Mental Health Resources:
Suggestions for being an ally:
Even if you don’t identify as someone within the LGBTQ+ community, you can always be supportive to friends, coworkers, loved ones, and the community at large through becoming an ally. Here’s how to start.
Educate yourself about issues of sexual orientation and gender identity. Become familiar with basic terms like "coming out," "homophobia," "sexual orientation," and "gender identity or expression."
Learn about use of pronouns. If you’re unsure what to use, ask what pronouns the person would like to be addressed by. If you make a mistake, apologize, and correct yourself. You can list your own pronouns in your email signature to signal that you understand and respect addressing people by their preferred pronouns.

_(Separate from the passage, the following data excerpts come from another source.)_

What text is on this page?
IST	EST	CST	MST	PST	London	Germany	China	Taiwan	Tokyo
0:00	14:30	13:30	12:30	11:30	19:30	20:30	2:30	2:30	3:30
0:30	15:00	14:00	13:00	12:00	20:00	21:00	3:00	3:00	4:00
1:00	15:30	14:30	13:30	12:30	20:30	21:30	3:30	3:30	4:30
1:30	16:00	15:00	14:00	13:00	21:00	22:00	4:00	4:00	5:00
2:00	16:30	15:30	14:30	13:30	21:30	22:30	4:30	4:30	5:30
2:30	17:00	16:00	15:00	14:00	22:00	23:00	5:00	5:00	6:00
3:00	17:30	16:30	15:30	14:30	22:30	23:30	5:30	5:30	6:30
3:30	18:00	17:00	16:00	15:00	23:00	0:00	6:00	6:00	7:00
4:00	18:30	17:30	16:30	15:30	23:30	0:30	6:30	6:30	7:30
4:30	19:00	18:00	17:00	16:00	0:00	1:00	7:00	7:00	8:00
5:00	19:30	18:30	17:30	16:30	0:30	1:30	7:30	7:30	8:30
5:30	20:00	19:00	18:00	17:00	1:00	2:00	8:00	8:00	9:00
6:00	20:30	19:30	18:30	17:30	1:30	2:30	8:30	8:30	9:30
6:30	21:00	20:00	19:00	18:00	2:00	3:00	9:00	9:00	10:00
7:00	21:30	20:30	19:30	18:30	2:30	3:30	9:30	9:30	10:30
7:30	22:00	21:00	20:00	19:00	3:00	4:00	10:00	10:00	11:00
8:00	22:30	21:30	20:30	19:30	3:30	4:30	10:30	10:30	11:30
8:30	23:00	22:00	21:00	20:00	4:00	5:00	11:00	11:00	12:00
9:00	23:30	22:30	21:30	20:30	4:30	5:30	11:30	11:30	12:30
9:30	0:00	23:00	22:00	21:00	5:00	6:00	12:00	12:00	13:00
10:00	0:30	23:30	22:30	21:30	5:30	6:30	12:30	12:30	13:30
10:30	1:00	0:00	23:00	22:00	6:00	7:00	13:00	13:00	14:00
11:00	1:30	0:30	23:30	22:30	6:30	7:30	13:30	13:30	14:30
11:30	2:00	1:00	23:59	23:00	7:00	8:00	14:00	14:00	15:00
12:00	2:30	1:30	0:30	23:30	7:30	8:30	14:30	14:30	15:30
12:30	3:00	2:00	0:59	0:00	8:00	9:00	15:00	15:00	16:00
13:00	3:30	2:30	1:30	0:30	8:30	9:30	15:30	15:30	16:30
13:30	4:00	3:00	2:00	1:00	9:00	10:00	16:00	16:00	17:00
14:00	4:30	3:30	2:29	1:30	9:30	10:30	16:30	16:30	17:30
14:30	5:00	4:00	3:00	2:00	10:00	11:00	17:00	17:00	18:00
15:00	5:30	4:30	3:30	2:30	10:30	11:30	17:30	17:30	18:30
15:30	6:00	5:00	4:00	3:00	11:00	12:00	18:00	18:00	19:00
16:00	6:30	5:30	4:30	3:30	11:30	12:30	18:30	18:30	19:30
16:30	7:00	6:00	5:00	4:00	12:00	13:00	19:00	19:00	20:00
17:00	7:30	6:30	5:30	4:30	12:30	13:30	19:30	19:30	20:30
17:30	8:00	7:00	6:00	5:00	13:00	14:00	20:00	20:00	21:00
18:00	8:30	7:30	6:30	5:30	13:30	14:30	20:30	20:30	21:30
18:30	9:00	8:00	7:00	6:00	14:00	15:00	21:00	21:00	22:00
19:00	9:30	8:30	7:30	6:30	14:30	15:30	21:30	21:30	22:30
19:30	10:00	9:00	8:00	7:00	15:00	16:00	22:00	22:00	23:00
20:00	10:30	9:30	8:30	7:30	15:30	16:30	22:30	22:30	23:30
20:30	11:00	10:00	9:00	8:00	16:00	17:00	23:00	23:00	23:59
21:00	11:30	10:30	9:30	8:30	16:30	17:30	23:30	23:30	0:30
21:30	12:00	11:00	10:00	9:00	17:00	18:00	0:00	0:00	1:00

Ask questions. Be honest and admit if you don't know what a word means or what language to use. Don't let being nervous about using the "right" language keep you from interacting. If you aren't sure what words to use or what to say when talking with your LGBTQ+ friend or relative, ask for help or search online for the definition and use of the word.
Lead by example. Don't be afraid to speak up when other people act in a discriminatory way toward LGBTQ+ people, tell offensive jokes, or engage in anti-gay behavior.
Be respectful of people's privacy. Understand that some people may choose not to disclose personal information. Even if you suspect that someone might be gay, bisexual, or transgender, it’s their decision to share this.
Join efforts in your community to raise awareness about LGBTQ+ issues and to work for equality and non-discrimination. Participate in gay rights fundraisers or other "Pride" events, or volunteer at a support group or organization. Search online for organizations such as PFLAG, which helps those struggling to understand their gender identity, offers support for the LGBTQ+ community, and is a helpful organization for their family and friends.
Treat others as you would like to be treated. Remember that actions speak louder than words.